Roshi Nasehi worked with refugee family participants from Bedford’s Kings Arms Project on an innovative adventure exploring time-stretched audio landscapes.
Love From Syria is a sound piece created in collaboration with Syrian refugee families who Roshi met during her residency at the Kings Arms project in Bedford in April 2018 as part of a commission from Bedford Music In Detention. During the residency, the group shared many traditional Syrian songs and stories, which she recorded.
This piece is derived from two individual recordings of a husband, Mahmoud, and his wife, Yaman, singing the traditional Syrian Love song, “Lamma Bada Yatathanna”. We explored singing the song through echoes and delay effects. Roshi then time-stretched the audio to make a seven minute track. Each minute represents a year of the Syrian war.
The piece seeks to reflect their feelings about the last seven years, as expressed in their own words,
‘intense fear. Depression. The breaking of personalities as well as our homes and towns.’
Insight from the commissioned artist about Love from Syria. Interviewed by Gini Simpson. Roshi Nasehi – ‘Love From Syria’
Roshi Nasehi is a Welsh born singer and composer of Iranian parentage. She is the founder of an experimental, electronic Welsh-Iranian folk pop genre and has shown work at The Museum of London, the Southbank 2012 WOW festival and the British Council. Roshi was selected from an open artist call run by Bedford MID, to work with Syrian families now making their lives in Bedford. Her focus was to create an artistic act of hospitality with newly arrived families. The project was based at the Kings Arms Project, a social action initiative supporting homeless people in the town.

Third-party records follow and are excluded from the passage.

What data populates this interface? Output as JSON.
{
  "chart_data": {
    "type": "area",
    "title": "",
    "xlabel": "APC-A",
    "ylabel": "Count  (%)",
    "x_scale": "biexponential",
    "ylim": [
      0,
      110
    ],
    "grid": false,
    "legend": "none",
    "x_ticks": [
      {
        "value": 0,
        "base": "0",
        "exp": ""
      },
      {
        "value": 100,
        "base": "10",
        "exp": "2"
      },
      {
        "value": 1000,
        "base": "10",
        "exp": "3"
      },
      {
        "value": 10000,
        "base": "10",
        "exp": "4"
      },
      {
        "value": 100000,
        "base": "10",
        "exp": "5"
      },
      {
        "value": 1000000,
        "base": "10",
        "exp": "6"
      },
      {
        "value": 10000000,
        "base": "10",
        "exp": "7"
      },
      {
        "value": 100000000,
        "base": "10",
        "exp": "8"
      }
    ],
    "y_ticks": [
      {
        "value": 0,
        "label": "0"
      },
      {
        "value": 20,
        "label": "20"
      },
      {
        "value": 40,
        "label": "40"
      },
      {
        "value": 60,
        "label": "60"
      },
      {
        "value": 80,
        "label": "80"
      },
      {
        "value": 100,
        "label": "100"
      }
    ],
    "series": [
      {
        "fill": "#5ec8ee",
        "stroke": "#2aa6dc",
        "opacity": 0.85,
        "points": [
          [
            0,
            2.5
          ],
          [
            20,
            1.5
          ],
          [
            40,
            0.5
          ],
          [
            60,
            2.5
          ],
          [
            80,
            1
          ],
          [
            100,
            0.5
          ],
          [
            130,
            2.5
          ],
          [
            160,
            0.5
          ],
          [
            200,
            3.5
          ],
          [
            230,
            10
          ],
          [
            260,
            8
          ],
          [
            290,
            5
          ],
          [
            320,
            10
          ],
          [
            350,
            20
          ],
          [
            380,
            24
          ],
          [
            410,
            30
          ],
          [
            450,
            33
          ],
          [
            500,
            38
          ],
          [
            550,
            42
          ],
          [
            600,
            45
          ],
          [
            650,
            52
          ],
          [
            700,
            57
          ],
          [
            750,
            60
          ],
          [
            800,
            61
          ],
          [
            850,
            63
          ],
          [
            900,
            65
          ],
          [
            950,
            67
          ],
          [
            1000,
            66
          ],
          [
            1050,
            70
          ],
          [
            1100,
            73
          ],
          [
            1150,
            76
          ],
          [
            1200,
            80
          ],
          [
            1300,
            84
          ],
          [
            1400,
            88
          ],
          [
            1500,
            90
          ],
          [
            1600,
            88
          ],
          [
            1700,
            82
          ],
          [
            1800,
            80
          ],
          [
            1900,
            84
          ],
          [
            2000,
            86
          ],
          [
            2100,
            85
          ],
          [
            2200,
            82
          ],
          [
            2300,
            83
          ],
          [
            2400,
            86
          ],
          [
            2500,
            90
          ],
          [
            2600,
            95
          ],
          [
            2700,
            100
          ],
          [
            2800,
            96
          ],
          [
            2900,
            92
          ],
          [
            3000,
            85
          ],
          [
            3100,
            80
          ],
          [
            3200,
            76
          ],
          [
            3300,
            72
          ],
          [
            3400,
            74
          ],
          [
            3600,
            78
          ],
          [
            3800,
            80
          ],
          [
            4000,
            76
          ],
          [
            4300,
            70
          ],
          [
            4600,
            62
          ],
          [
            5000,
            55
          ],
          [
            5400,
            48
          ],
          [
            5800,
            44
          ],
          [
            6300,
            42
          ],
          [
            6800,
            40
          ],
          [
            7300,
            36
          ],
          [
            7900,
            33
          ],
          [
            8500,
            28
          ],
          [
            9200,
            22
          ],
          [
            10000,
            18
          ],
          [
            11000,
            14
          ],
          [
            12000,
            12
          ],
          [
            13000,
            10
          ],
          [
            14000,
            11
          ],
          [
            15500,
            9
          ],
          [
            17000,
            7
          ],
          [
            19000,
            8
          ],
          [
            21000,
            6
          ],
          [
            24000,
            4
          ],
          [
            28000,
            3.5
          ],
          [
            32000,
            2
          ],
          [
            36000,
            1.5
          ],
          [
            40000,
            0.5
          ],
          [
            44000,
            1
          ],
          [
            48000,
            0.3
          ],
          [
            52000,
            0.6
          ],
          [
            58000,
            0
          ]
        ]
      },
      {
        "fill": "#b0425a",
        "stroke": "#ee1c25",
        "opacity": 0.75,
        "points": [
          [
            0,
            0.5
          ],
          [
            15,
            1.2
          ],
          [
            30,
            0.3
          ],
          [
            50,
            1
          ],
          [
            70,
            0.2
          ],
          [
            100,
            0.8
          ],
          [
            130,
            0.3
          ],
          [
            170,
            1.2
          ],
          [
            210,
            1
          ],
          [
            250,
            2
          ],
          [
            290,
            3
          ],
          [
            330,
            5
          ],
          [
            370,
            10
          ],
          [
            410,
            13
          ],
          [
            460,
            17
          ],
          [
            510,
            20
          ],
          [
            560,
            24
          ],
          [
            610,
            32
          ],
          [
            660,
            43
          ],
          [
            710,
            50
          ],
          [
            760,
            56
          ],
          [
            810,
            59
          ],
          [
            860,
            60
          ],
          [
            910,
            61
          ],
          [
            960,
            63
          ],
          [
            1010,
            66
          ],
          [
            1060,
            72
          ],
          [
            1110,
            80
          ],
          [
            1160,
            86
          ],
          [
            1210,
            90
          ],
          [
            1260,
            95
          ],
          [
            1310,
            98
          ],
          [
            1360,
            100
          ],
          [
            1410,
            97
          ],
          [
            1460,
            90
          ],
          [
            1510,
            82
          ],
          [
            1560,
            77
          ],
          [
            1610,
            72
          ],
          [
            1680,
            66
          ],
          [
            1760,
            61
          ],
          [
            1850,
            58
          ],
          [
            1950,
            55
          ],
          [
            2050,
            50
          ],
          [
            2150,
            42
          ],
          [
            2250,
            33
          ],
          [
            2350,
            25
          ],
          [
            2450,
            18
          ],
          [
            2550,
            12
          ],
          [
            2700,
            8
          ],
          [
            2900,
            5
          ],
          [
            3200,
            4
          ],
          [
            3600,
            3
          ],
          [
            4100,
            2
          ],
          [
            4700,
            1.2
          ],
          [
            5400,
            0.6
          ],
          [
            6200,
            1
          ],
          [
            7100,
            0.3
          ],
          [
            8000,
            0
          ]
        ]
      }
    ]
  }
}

This residency comprised 4 sessions with couples and their children. Artistic sound tools were used to engage families, to create an initial platform for their voices, to experiment with effects and to make resonant creative art works. To start off with, Roshi shared a lullaby from the 80’s woman’s peace camp, Greenham Common. The camp was a protest against siting cruise missiles in Berkshire, initiated by a group of women from Wales. These women used their identity as mothers to make a protest against nuclear weapons a protest for the safety of children and future generations, a frequently recurrent theme with important links to the safety of children in war zones and the safety of displaced children and their families in 2018. This then inspired sharing of lullabies, dance, love songs and stories which were personally meaningful and came from Syria, the UK or elsewhere, on route. Stories shared by families revealed powerful themes of fear, collapse and dislocation, which fed into co-created art works.
The final art work, ‘Love From Syria’ is a beautiful, wistful piece of art, where sounds, inspired by shared songs have been mixed and stretched to create 7 minutes of audio, each minute represents a year of the 7-year war in Syria.